Example of Faurecia: Fan Motor – The project CEMIR of Faurecia
Rule 3: Avoid the proliferation of small copper windings and the multiplication of thin cables or design in order to facilitate their removal.
Cables, copper coils from small power motors, and low power transformers are also sources of copper losses because thin copper wires tend to fray and be cut into small pieces that will hang with other materials or get lost in the fraction of shredder residue.
Microscope photo of the mineral fraction of the ultimate shredding products.
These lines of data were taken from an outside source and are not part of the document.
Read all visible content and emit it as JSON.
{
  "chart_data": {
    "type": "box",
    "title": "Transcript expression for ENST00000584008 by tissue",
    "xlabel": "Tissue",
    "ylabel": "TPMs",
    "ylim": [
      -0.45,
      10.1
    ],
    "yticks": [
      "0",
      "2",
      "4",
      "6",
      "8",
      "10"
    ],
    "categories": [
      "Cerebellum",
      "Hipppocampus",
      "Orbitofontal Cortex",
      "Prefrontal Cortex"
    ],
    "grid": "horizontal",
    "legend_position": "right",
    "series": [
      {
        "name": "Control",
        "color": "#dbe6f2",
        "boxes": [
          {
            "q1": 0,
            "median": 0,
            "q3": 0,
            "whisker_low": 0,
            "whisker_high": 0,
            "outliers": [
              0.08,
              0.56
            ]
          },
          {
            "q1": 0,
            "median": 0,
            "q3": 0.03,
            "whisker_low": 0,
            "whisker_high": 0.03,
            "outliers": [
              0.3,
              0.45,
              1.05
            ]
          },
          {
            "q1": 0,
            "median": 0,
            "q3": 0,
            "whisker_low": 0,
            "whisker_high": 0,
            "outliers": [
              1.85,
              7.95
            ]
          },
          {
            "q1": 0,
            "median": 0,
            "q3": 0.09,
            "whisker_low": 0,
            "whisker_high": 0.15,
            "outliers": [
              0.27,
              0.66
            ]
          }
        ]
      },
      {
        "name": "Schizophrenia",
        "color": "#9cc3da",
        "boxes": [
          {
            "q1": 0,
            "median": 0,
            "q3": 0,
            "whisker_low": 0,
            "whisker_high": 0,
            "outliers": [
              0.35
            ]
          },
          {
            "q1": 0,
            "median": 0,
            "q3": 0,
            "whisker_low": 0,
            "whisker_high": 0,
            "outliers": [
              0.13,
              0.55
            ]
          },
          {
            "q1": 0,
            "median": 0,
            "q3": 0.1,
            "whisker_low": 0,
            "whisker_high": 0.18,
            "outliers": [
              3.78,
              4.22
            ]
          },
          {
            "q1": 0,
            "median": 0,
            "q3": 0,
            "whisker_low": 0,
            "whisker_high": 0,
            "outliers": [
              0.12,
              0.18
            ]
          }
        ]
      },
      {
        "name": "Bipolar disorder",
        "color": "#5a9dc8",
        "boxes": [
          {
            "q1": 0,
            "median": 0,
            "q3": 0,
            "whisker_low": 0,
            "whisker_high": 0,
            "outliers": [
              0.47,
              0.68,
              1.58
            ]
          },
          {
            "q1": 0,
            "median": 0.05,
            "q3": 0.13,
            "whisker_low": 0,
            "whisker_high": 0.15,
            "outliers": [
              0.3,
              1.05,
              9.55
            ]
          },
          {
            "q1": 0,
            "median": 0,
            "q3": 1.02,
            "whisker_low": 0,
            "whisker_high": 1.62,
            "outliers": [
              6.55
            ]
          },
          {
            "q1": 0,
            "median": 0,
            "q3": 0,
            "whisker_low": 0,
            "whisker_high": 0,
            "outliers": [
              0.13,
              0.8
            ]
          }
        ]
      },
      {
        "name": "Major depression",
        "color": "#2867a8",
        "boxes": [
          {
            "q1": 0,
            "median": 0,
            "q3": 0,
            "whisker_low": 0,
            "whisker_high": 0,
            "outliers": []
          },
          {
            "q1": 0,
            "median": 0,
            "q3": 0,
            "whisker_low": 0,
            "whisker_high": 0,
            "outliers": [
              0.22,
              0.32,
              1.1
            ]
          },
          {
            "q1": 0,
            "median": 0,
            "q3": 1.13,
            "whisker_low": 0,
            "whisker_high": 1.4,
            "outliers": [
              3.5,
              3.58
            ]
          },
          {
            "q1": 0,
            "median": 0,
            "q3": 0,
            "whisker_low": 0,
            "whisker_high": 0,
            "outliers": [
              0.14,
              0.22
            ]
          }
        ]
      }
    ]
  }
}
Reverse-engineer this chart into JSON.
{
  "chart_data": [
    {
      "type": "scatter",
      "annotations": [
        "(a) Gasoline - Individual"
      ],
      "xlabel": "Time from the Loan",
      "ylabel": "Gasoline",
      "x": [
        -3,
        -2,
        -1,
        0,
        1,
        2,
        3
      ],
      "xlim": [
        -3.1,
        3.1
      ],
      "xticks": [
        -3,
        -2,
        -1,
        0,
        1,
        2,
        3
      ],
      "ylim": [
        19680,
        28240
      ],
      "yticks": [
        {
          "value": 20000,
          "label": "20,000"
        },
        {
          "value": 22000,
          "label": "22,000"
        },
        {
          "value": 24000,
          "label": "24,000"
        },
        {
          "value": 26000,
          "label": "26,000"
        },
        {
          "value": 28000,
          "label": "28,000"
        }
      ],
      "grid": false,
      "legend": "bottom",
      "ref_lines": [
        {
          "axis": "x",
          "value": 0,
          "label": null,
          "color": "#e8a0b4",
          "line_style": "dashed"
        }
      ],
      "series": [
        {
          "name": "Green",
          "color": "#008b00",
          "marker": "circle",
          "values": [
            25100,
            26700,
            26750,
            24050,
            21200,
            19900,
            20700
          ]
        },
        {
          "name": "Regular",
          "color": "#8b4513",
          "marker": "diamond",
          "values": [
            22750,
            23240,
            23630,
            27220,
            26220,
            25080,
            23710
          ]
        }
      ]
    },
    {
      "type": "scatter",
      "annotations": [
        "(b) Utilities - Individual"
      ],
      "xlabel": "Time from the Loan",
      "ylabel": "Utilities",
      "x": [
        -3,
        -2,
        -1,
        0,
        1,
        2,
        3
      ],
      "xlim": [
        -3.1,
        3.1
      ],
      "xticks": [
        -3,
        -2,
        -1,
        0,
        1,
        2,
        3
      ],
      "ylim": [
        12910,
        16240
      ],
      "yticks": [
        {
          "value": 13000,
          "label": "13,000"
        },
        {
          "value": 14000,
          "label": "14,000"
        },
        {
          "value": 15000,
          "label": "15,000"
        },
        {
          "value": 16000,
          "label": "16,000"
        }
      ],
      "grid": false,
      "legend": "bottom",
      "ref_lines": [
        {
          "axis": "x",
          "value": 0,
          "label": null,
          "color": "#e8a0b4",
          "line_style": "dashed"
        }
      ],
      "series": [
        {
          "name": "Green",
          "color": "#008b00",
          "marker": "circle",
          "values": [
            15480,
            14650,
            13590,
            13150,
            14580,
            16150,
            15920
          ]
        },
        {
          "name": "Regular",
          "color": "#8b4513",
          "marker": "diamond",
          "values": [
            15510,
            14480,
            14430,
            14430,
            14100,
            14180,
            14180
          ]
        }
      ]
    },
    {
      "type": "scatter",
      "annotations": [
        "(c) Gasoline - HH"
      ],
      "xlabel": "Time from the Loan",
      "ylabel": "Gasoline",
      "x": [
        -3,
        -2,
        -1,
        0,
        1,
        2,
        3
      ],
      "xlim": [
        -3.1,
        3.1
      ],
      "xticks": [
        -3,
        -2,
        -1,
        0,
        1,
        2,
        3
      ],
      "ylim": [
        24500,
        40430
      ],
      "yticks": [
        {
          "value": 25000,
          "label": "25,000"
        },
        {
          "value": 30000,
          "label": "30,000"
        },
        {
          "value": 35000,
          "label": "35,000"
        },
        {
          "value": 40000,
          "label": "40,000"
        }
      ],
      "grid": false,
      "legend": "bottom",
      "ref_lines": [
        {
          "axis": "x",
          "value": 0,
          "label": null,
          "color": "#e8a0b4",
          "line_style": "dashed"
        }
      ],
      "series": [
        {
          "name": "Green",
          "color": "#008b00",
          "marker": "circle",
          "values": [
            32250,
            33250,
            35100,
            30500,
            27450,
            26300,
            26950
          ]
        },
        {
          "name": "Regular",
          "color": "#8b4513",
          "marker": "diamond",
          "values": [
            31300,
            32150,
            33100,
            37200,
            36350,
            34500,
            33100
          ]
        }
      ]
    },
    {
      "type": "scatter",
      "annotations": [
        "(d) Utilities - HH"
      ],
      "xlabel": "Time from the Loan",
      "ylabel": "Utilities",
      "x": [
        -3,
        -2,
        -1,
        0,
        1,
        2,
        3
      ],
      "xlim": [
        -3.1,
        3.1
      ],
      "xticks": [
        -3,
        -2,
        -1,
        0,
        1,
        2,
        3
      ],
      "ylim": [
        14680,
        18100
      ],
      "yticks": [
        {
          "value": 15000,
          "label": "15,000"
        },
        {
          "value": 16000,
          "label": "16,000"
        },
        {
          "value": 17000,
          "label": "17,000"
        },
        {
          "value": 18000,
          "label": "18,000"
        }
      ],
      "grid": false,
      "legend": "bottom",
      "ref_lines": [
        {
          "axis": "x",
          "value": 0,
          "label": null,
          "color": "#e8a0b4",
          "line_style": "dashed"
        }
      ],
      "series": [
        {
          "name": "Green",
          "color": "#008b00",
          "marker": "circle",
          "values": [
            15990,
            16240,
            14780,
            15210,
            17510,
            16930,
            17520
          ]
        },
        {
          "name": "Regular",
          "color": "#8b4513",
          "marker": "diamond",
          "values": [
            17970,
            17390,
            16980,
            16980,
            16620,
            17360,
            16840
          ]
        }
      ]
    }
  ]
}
Fraction that is deposited in landfills. It still contains 3kg of copper per ton of residue.
It is therefore necessary to avoid this type of design or make that parts made of mixed composition are disassembled before crushing or sorted after a first shredding of the product (currently manually) to go into a specific recycling system.
Rule 4: Beware of pollutants that may disrupt the recycling.
The recycling of copper requires in most cases a pyrometallurgical phase. It is further a great catalyst able to convert organic molecules in pollutants.
To avoid risk of pollution or of extra costs of flue gas treatment at the time of recycling processes, it is cautious to avoid the use of brominated or chlorinated plastics, as well as compounds containing heavy metals (beryllium, mercury, cadmium, …) or radioactive.
Rule 5: Avoid heavy parts that could damage the shredders.
Synthesis
- Rule 1: Avoid associations with ferrous metals.
- Rule 2: Ensure that the different materials are released during shredding.
- Rule 3: Avoid the proliferation of small copper windings and the multiplication of thin cables or design in order to facilitate their removal.
- Rule 4: Beware of pollutants that may disrupt the recycling.
- Rule 5: Avoid heavy parts that could damage the shredders.
References
– M.A. Reuter and A. van Schaik (2012). Opportunities and Limits of WEEE Recycling – Recommendations to Product Design from a Recyclers Perspective. In: Proceedings of Electronics Goes Green 2012+, 9-12 September 2012, Berlin, Germany. In press. 8 p.